I reati ipotizzati vanno dall’emissione all’uso di false fatture, il favoreggiamento dell’immigrazione clandestina e lo sfruttamento della manodopera irregolare. L’operazione è cominciata all’inizio del 2008 da un normale servizio di controllo da parte dei militari della tenenza di Cento, in provincia di Ferrara, di alcuni laboratori tessili situati tra Bondeno e Cento. Lo scenario che si è presentato ai finanzieri è sempre il solito: cittadini cinesi costretti a lavorare in luoghi chiusi e inaccessibili dall’esterno con camere da letto ricavate all’interno dei laboratori attraverso l’uso di pannelli di compensato e resti di cibo ovunque. Molti di loro non parlavano italiano e non sapevano neppure dove si trovavano.
Le aziende coinvolte sono sparse su tutto il territorio nazionale, 240 solo in Emilia-Romagna, un centinaio a Bologna. Le dieci che producevano fatture false si concentrano in Emilia-Romagna, Toscana, Marche e Lombardia. Il sistema di fatture false ha fruttato un azzeramento dei redditi per 250 milioni di euro e un’evasione di Iva per altri 45 milioni.

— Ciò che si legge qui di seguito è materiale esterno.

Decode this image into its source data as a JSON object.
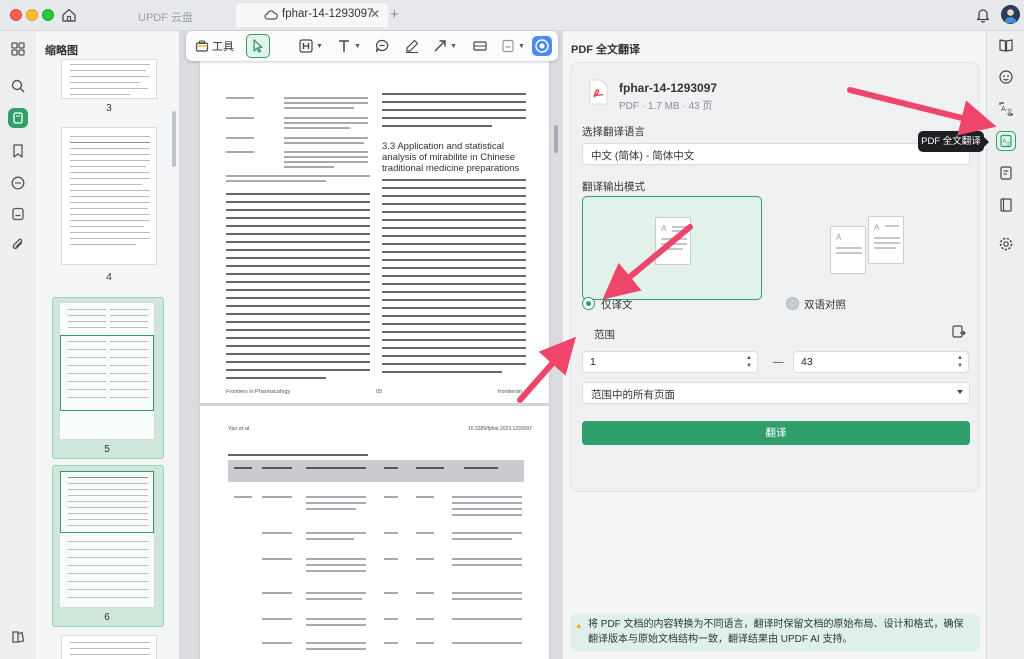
{
  "window": {
    "cloud_tab_label": "UPDF 云盘",
    "doc_tab_label": "fphar-14-1293097",
    "close_glyph": "✕",
    "add_tab_glyph": "+"
  },
  "left_rail": {
    "icons": [
      "grid-icon",
      "search-icon",
      "thumbnail-icon",
      "bookmark-icon",
      "comment-icon",
      "stamp-icon",
      "attachment-icon",
      "layers-icon"
    ]
  },
  "thumbnails": {
    "title": "缩略图",
    "pages": [
      {
        "number": "3"
      },
      {
        "number": "4"
      },
      {
        "number": "5"
      },
      {
        "number": "6"
      }
    ]
  },
  "toolbar": {
    "tool_label": "工具"
  },
  "document": {
    "heading": "3.3 Application and statistical analysis of mirabilite in Chinese traditional medicine preparations",
    "footer_left": "Frontiers in Pharmacology",
    "footer_mid": "05",
    "footer_right": "frontiersin",
    "page2_author": "Yao et al.",
    "page2_doi": "10.3389/fphar.2023.1293097"
  },
  "panel": {
    "title": "PDF 全文翻译",
    "file_name": "fphar-14-1293097",
    "file_meta": "PDF · 1.7 MB · 43 页",
    "language_label": "选择翻译语言",
    "language_value": "中文 (简体) - 简体中文",
    "mode_label": "翻译输出模式",
    "mode_option1": "仅译文",
    "mode_option2": "双语对照",
    "range_label": "范围",
    "range_from": "1",
    "range_to": "43",
    "range_dash": "—",
    "range_type": "范围中的所有页面",
    "translate_button": "翻译",
    "note": "将 PDF 文档的内容转换为不同语言，翻译时保留文档的原始布局、设计和格式，确保翻译版本与原始文档结构一致，翻译结果由 UPDF AI 支持。"
  },
  "right_rail": {
    "tooltip": "PDF 全文翻译",
    "icons": [
      "reader-icon",
      "ai-assistant-icon",
      "translate-icon",
      "pdf-translate-icon",
      "summary-icon",
      "book-icon",
      "settings-icon"
    ]
  },
  "colors": {
    "accent": "#2e9e6b",
    "arrow": "#f0456a"
  }
}
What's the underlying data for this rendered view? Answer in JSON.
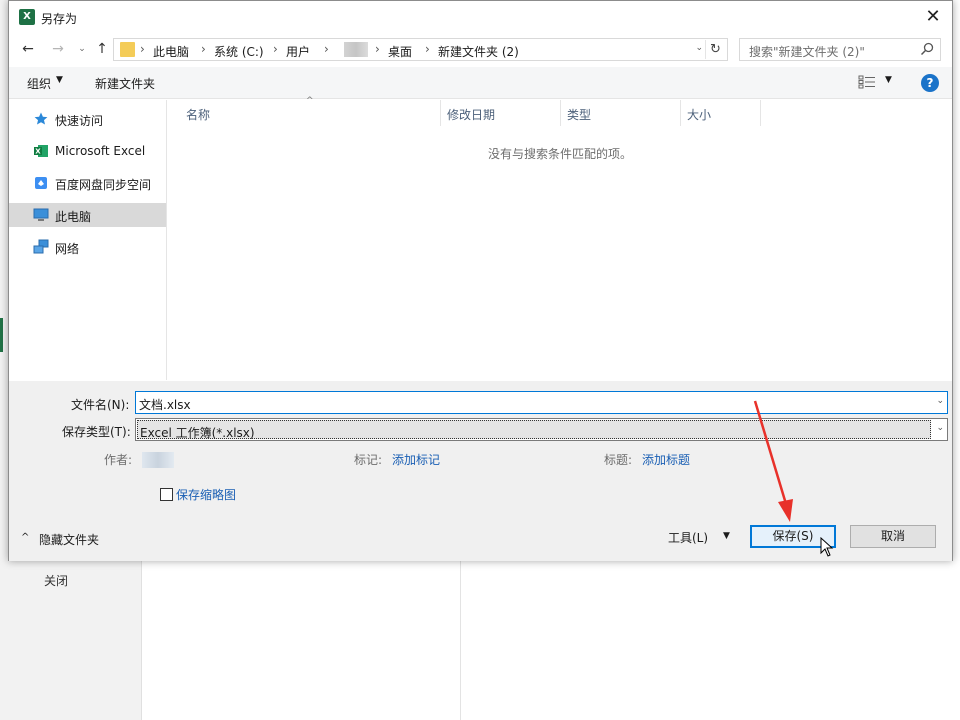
{
  "dialog": {
    "title": "另存为",
    "close_glyph": "✕",
    "app_icon_letter": "X"
  },
  "nav": {
    "back": "←",
    "forward": "→",
    "recent": "⌄",
    "up": "↑",
    "breadcrumbs": [
      "此电脑",
      "系统 (C:)",
      "用户",
      "桌面",
      "新建文件夹 (2)"
    ],
    "separator": "›",
    "dropdown": "⌄",
    "refresh": "↻",
    "search_placeholder": "搜索\"新建文件夹 (2)\""
  },
  "toolbar": {
    "organize": "组织",
    "organize_caret": "▼",
    "new_folder": "新建文件夹",
    "view_caret": "▼",
    "help": "?"
  },
  "sidebar": {
    "items": [
      {
        "label": "快速访问",
        "icon": "star-icon",
        "selected": false
      },
      {
        "label": "Microsoft Excel",
        "icon": "excel-icon",
        "selected": false
      },
      {
        "label": "百度网盘同步空间",
        "icon": "baidu-cloud-icon",
        "selected": false
      },
      {
        "label": "此电脑",
        "icon": "computer-icon",
        "selected": true
      },
      {
        "label": "网络",
        "icon": "network-icon",
        "selected": false
      }
    ]
  },
  "filelist": {
    "columns": [
      "名称",
      "修改日期",
      "类型",
      "大小"
    ],
    "sort_indicator": "^",
    "empty_message": "没有与搜索条件匹配的项。"
  },
  "form": {
    "filename_label": "文件名(N):",
    "filename_value": "文档.xlsx",
    "filetype_label": "保存类型(T):",
    "filetype_value": "Excel 工作簿(*.xlsx)",
    "author_label": "作者:",
    "tags_label": "标记:",
    "tags_link": "添加标记",
    "title_label": "标题:",
    "title_link": "添加标题",
    "thumbnail_label": "保存缩略图",
    "thumbnail_checked": false,
    "hide_folders_caret": "^",
    "hide_folders": "隐藏文件夹",
    "tools": "工具(L)",
    "tools_caret": "▼",
    "save": "保存(S)",
    "cancel": "取消",
    "field_caret": "⌄"
  },
  "background": {
    "close_label": "关闭"
  },
  "colors": {
    "accent": "#0078d7",
    "excel_green": "#1e7145",
    "link": "#1a5fb4",
    "annotation_arrow": "#e8312a"
  }
}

Per il generale Domenico Minervini, comandante regionale della Guardia di Finanza, l’indagine ha messo a nudo “il salto di livello della criminalità economica cinese”. Per il generale infatti non si tratta più del fenomeno “classico” del laboratorio in nero che sfrutta clandestini, ma di imprenditori che lavorano nella catena del subappalto per ditte della moda italiana. Ditte del circuito legale, che quindi fatturano quel che fanno produrre ad altri. Davanti a incassi “innegabili” al fisco, i cinesi hanno trovato il modo di vanificarli fiscalmente attraverso spese mai sostenute. Un meccanismo oliato, tanto da far sospettare che dietro ci sia qualcosa di più.